Rizana is alleged to have smothered a baby she was caring for, to death, following an argument with the mother. Later she retracted and said that the baby had died in a choking accident while bottle-fed. No doubt, the medical evidence can point to the cause of the death.  From then onwards she was a subject of the processes of that nation which we may criticise and condemn, but which after all are beyond our control.


Is it their problem or our failure ?

However, there are other atrocities happening in these countries as well as systemic flaws and rackets in Sri Lanka that send housemaids with no training and minors at that into nations where their lives are worth little. At the root of the social problem, parents and families of these girls too are not entirely blame-free. Given that there is an unemployment problem and the cost of living is rising alarmingly, the all too familiar phenomenon of low-income families borrowing money from money-lenders and paying exorbitant interest rates is one of the reasons that children are sent to work as housemaids and earn enough to pay off these debts and save the family. This may not be the case of Rizana’s family of course but it is the case of others, sadly.

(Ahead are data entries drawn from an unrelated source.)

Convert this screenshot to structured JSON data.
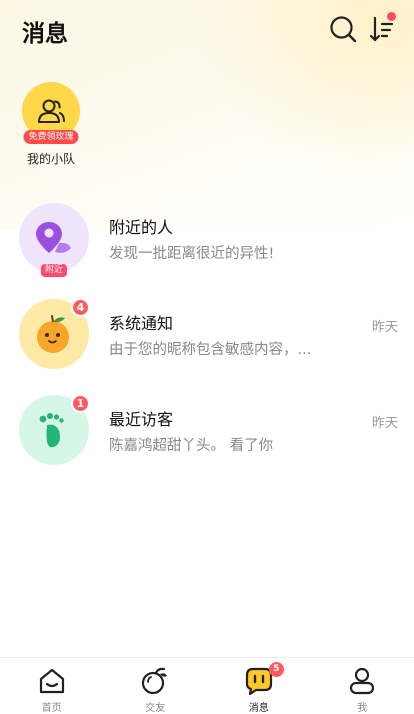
{
  "header": {
    "title": "消息",
    "search_icon": "search-icon",
    "sort_icon": "sort-icon"
  },
  "team": {
    "badge": "免费领玫瑰",
    "label": "我的小队",
    "icon": "group-icon",
    "color": "#ffd84a"
  },
  "conversations": [
    {
      "title": "附近的人",
      "subtitle": "发现一批距离很近的异性!",
      "tag": "附近",
      "time": "",
      "icon": "location-pin-icon",
      "color": "#f0e4fb"
    },
    {
      "title": "系统通知",
      "subtitle": "由于您的昵称包含敏感内容，...",
      "time": "昨天",
      "badge": "4",
      "icon": "orange-mascot-icon",
      "color": "#ffe9a6"
    },
    {
      "title": "最近访客",
      "subtitle": "陈嘉鸿超甜丫头。 看了你",
      "time": "昨天",
      "badge": "1",
      "icon": "footprint-icon",
      "color": "#d6f6e8"
    }
  ],
  "tabbar": {
    "tabs": [
      {
        "label": "首页",
        "icon": "home-icon"
      },
      {
        "label": "交友",
        "icon": "fruit-icon"
      },
      {
        "label": "消息",
        "icon": "message-icon",
        "badge": "5",
        "active": true
      },
      {
        "label": "我",
        "icon": "profile-icon"
      }
    ]
  },
  "colors": {
    "accent_yellow": "#ffd84a",
    "badge_red": "#ff5a5f"
  }
}
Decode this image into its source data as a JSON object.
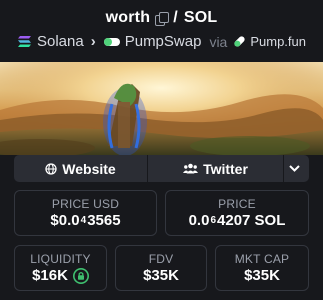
{
  "header": {
    "token_name": "worth",
    "separator": "/",
    "quote": "SOL",
    "chain": "Solana",
    "dex": "PumpSwap",
    "via": "via",
    "launchpad": "Pump.fun"
  },
  "banner": {
    "icon": "token-banner-image"
  },
  "links": {
    "website_label": "Website",
    "twitter_label": "Twitter"
  },
  "stats": {
    "price_usd": {
      "label": "PRICE USD",
      "prefix": "$0.0",
      "zeros": "4",
      "digits": "3565"
    },
    "price_sol": {
      "label": "PRICE",
      "prefix": "0.0",
      "zeros": "6",
      "digits": "4207 SOL"
    },
    "liquidity": {
      "label": "LIQUIDITY",
      "value": "$16K"
    },
    "fdv": {
      "label": "FDV",
      "value": "$35K"
    },
    "mkt_cap": {
      "label": "MKT CAP",
      "value": "$35K"
    }
  },
  "colors": {
    "background": "#17181c",
    "card_border": "#33363e",
    "muted_text": "#9ba0ab",
    "lock_green": "#3fbf6f"
  }
}
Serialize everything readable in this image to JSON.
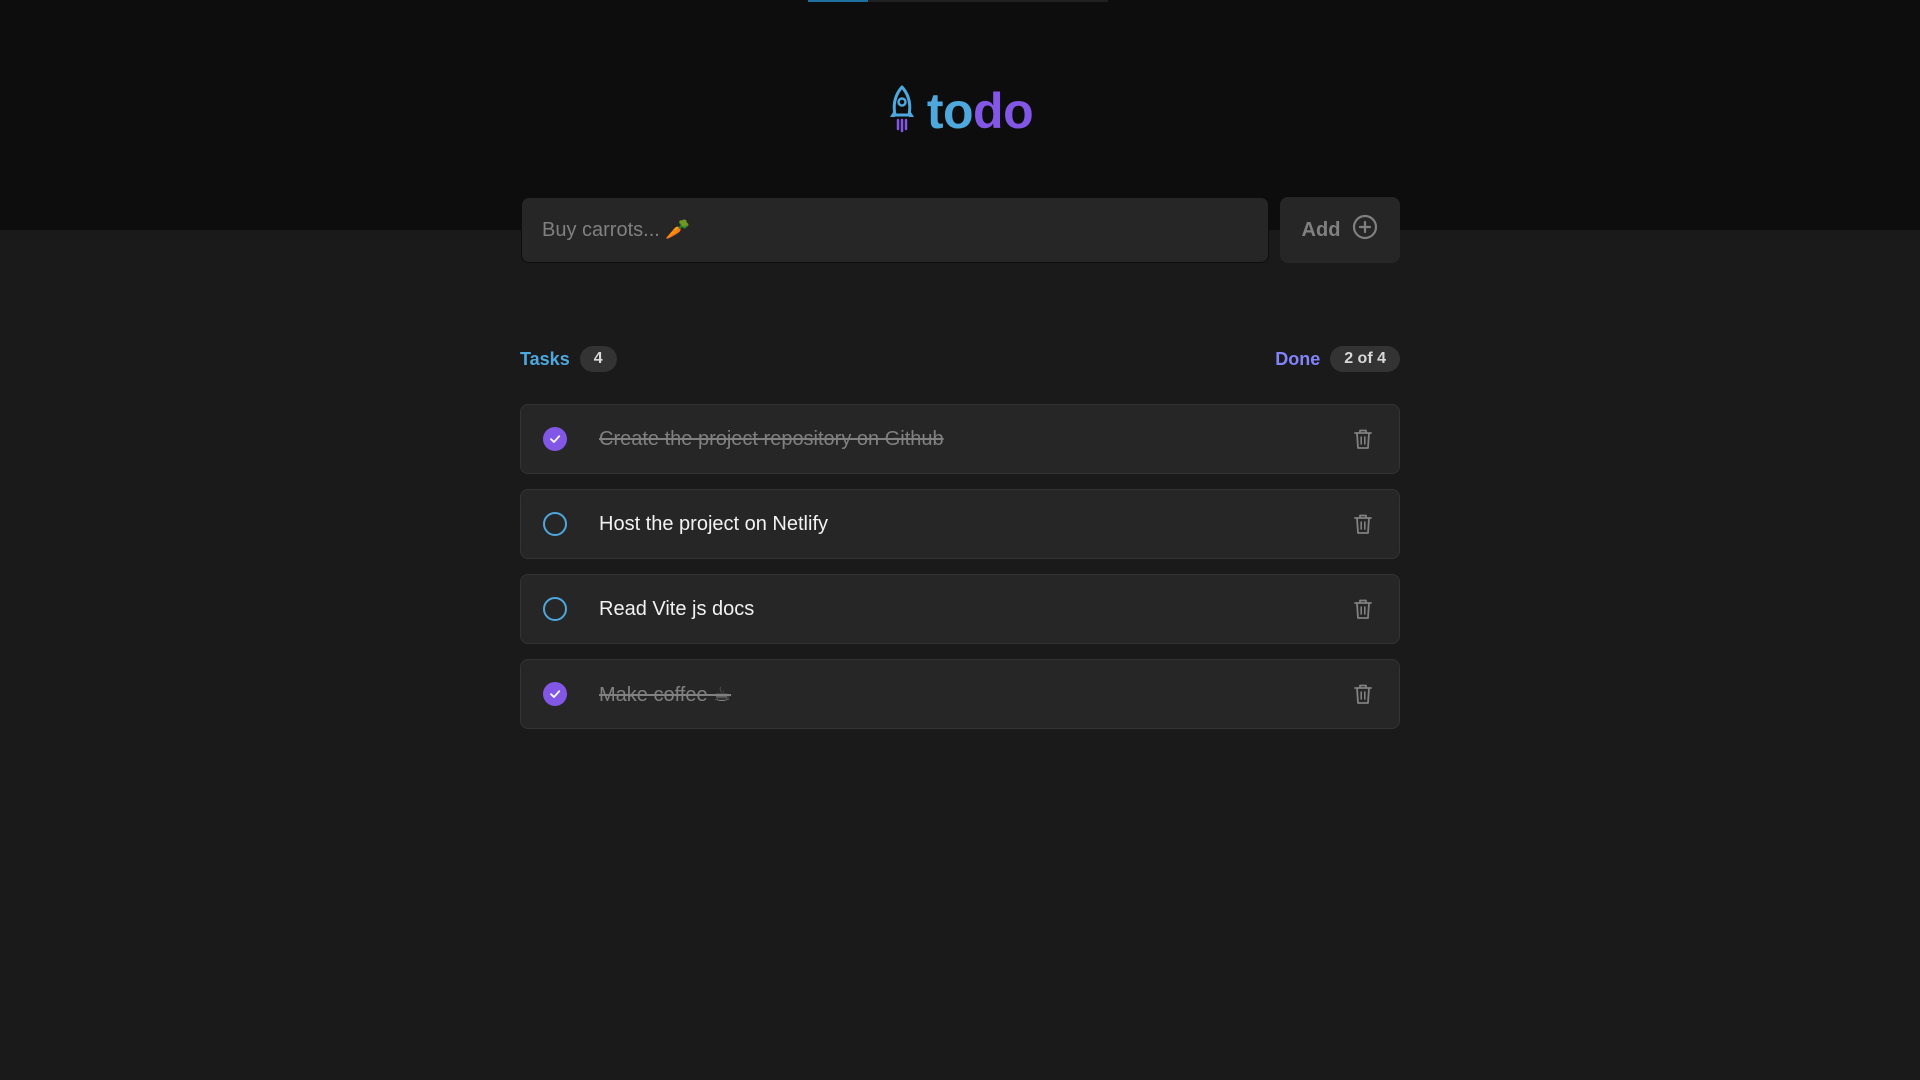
{
  "app": {
    "logo_part1": "to",
    "logo_part2": "do",
    "logo_icon": "rocket-icon"
  },
  "add_task": {
    "placeholder": "Buy carrots... 🥕",
    "value": "",
    "button_label": "Add",
    "button_icon": "plus-circle-icon"
  },
  "summary": {
    "created_label": "Tasks",
    "created_count": "4",
    "done_label": "Done",
    "done_count": "2 of 4"
  },
  "tasks": [
    {
      "text": "Create the project repository on Github",
      "done": true
    },
    {
      "text": "Host the project on Netlify",
      "done": false
    },
    {
      "text": "Read Vite js docs",
      "done": false
    },
    {
      "text": "Make coffee ☕",
      "done": true
    }
  ],
  "colors": {
    "blue": "#4ea8de",
    "purple": "#8257e5",
    "background": "#1a1a1a",
    "header": "#0d0d0d",
    "card": "#262626"
  }
}
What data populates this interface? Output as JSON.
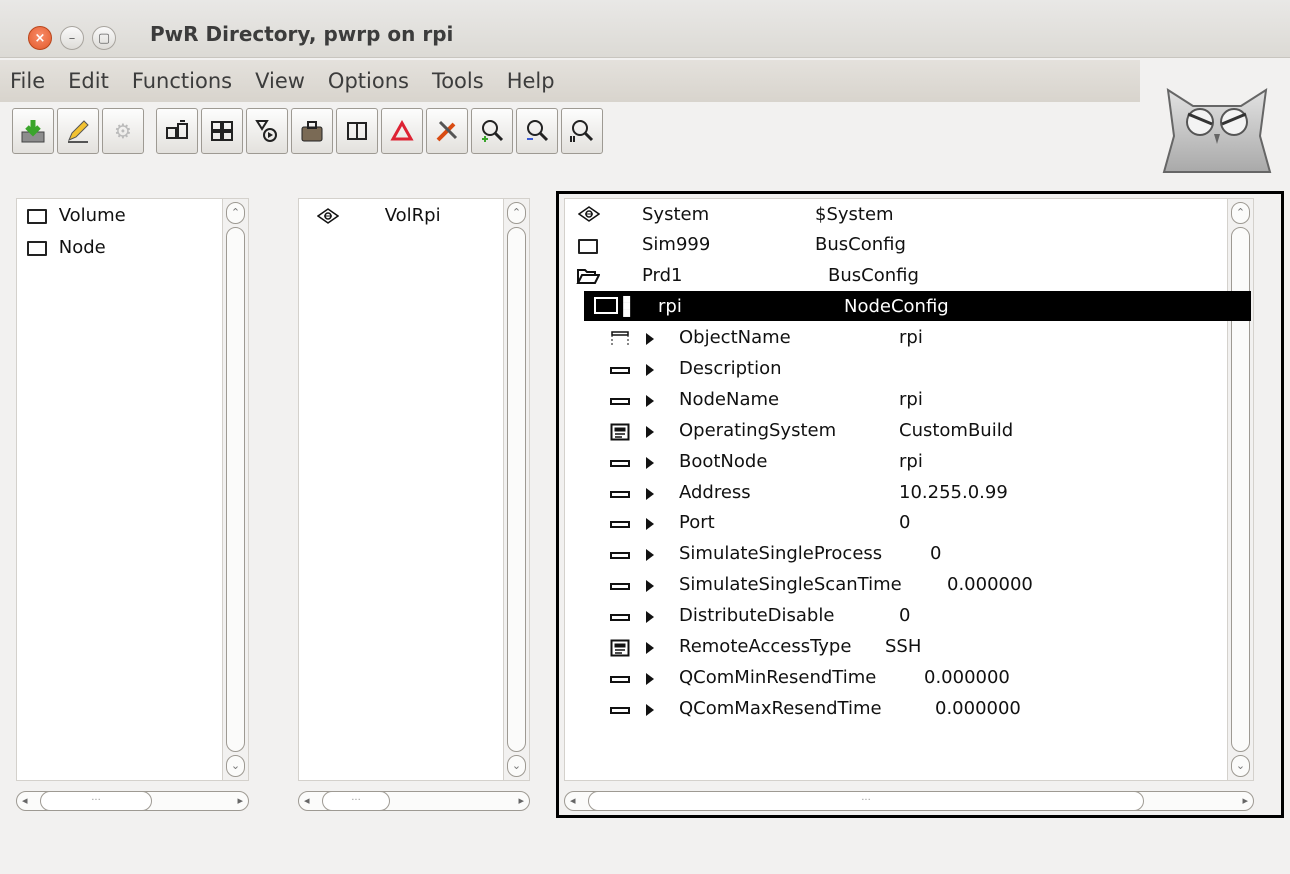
{
  "window": {
    "title": "PwR Directory,  pwrp on rpi"
  },
  "menu": [
    "File",
    "Edit",
    "Functions",
    "View",
    "Options",
    "Tools",
    "Help"
  ],
  "toolbar": [
    {
      "icon": "save-icon",
      "glyph": "💾"
    },
    {
      "icon": "edit-pencil-icon",
      "glyph": "✎"
    },
    {
      "icon": "gears-icon",
      "glyph": "⚙"
    },
    {
      "icon": "configure-icon",
      "glyph": "⧉"
    },
    {
      "icon": "hierarchy-icon",
      "glyph": "⊞"
    },
    {
      "icon": "filter-icon",
      "glyph": "⧖"
    },
    {
      "icon": "package-icon",
      "glyph": "⛁"
    },
    {
      "icon": "split-view-icon",
      "glyph": "◫"
    },
    {
      "icon": "warning-triangle-icon",
      "glyph": "△"
    },
    {
      "icon": "tools-icon",
      "glyph": "✂"
    },
    {
      "icon": "zoom-in-icon",
      "glyph": "🔍"
    },
    {
      "icon": "zoom-out-icon",
      "glyph": "🔎"
    },
    {
      "icon": "zoom-reset-icon",
      "glyph": "⌕"
    }
  ],
  "pane1": {
    "items": [
      "Volume",
      "Node"
    ]
  },
  "pane2": {
    "items": [
      "VolRpi"
    ]
  },
  "pane3": {
    "tree": [
      {
        "name": "System",
        "class": "$System"
      },
      {
        "name": "Sim999",
        "class": "BusConfig"
      },
      {
        "name": "Prd1",
        "class": "BusConfig"
      }
    ],
    "selected": {
      "name": "rpi",
      "class": "NodeConfig"
    },
    "attributes": [
      {
        "name": "ObjectName",
        "value": "rpi"
      },
      {
        "name": "Description",
        "value": ""
      },
      {
        "name": "NodeName",
        "value": "rpi"
      },
      {
        "name": "OperatingSystem",
        "value": "CustomBuild"
      },
      {
        "name": "BootNode",
        "value": "rpi"
      },
      {
        "name": "Address",
        "value": "10.255.0.99"
      },
      {
        "name": "Port",
        "value": "0"
      },
      {
        "name": "SimulateSingleProcess",
        "value": "0"
      },
      {
        "name": "SimulateSingleScanTime",
        "value": "0.000000"
      },
      {
        "name": "DistributeDisable",
        "value": "0"
      },
      {
        "name": "RemoteAccessType",
        "value": "SSH"
      },
      {
        "name": "QComMinResendTime",
        "value": "0.000000"
      },
      {
        "name": "QComMaxResendTime",
        "value": "0.000000"
      }
    ]
  }
}
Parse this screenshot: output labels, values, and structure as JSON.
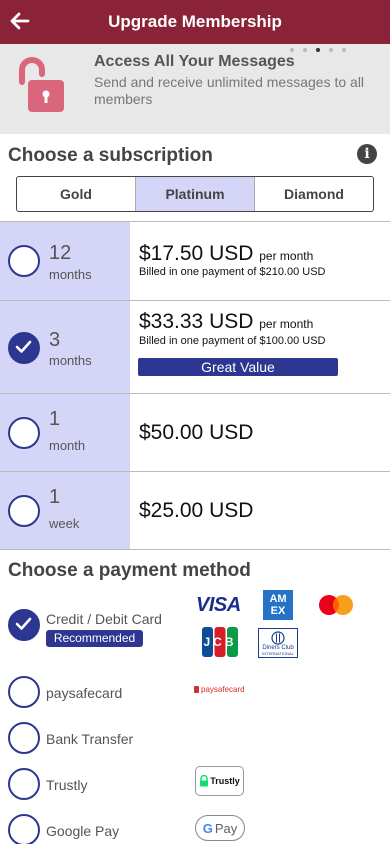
{
  "header": {
    "title": "Upgrade Membership",
    "back_icon": "arrow-left-icon"
  },
  "banner": {
    "title": "Access All Your Messages",
    "text": "Send and receive unlimited messages to all members",
    "icon": "unlocked-padlock-icon",
    "carousel_pages": 5,
    "carousel_active": 2
  },
  "subscription": {
    "title": "Choose a subscription",
    "tabs": [
      {
        "label": "Gold",
        "active": false
      },
      {
        "label": "Platinum",
        "active": true
      },
      {
        "label": "Diamond",
        "active": false
      }
    ],
    "plans": [
      {
        "num": "12",
        "unit": "months",
        "price": "$17.50 USD",
        "per": "per month",
        "billed": "Billed in one payment of $210.00 USD",
        "selected": false
      },
      {
        "num": "3",
        "unit": "months",
        "price": "$33.33 USD",
        "per": "per month",
        "billed": "Billed in one payment of $100.00 USD",
        "badge": "Great Value",
        "selected": true
      },
      {
        "num": "1",
        "unit": "month",
        "price": "$50.00 USD",
        "selected": false
      },
      {
        "num": "1",
        "unit": "week",
        "price": "$25.00 USD",
        "selected": false
      }
    ]
  },
  "payment": {
    "title": "Choose a payment method",
    "methods": [
      {
        "label": "Credit / Debit Card",
        "badge": "Recommended",
        "selected": true
      },
      {
        "label": "paysafecard",
        "selected": false
      },
      {
        "label": "Bank Transfer",
        "selected": false
      },
      {
        "label": "Trustly",
        "selected": false
      },
      {
        "label": "Google Pay",
        "selected": false
      }
    ],
    "logos": {
      "visa": "VISA",
      "amex_line1": "AM",
      "amex_line2": "EX",
      "jcb": "JCB",
      "diners": "Diners Club",
      "diners_sub": "INTERNATIONAL",
      "paysafecard": "paysafecard",
      "trustly": "Trustly",
      "gpay_g": "G",
      "gpay": "Pay"
    }
  },
  "colors": {
    "header": "#8a2238",
    "accent": "#2d3690",
    "selected_bg": "#d5d6f7",
    "banner_bg": "#e8e8e8"
  }
}
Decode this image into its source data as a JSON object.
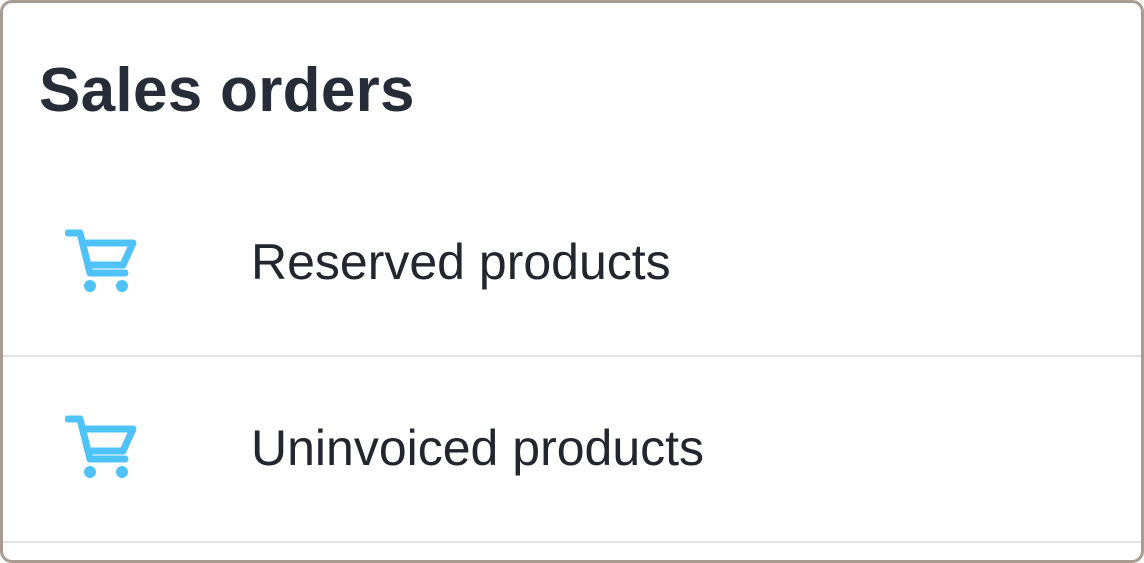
{
  "page": {
    "title": "Sales orders"
  },
  "menu": {
    "items": [
      {
        "label": "Reserved products",
        "icon": "shopping-cart-icon"
      },
      {
        "label": "Uninvoiced products",
        "icon": "shopping-cart-icon"
      }
    ]
  },
  "colors": {
    "icon_accent": "#4fc3f7",
    "title_text": "#262c38",
    "item_text": "#22262e",
    "divider": "#e2e2e2",
    "card_border": "#a89b91"
  }
}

Women and Media Collective have released a statement that points the finger at the Government’s lack of will to bring Rizana home. On the other hand, accounts say that the President had appealed just 2 days before the execution and has released a statement of condolence on the execution. Another writing Who failed Rizana? does point out that delegations who went to Saudi Arabia may have done her more harm as they had implied that a settlement was on the horizon which could have worsened her case by misleading the public and harming the negotiations with the family’s tribe. Malinda Aiya wrote a good piece in 2010 which asks if we should be judged by our peers and in it includes:

We must acknowledge that many employment agencies are not just run by racketeers but crooks enjoying political patronage and therefore protection.  We know that the system is full of loopholes where a crackdown on errant agencies just results in the same crooks setting up office elsewhere under a different name for a paltry sum of money so they can carry on from where they stopped.


An infant is dead due to the easy entrusting into the care of an unknown young girl of a precious vulnerable life and a young girl is dead due to her actions in a context in which she did not belong.

Inter-State diplomacy has not saved the life of Rizana Nafeek. However, what’s going on in our country is our problem, what can be done about it?

Is it time to take a different policy stance on whether we admit that we are exporting carers to other countries and enforce policies, standards, training and put in place good negotiation mechanisms and active co operation policies in the diplomatic delegations to these countries as the Philippines do?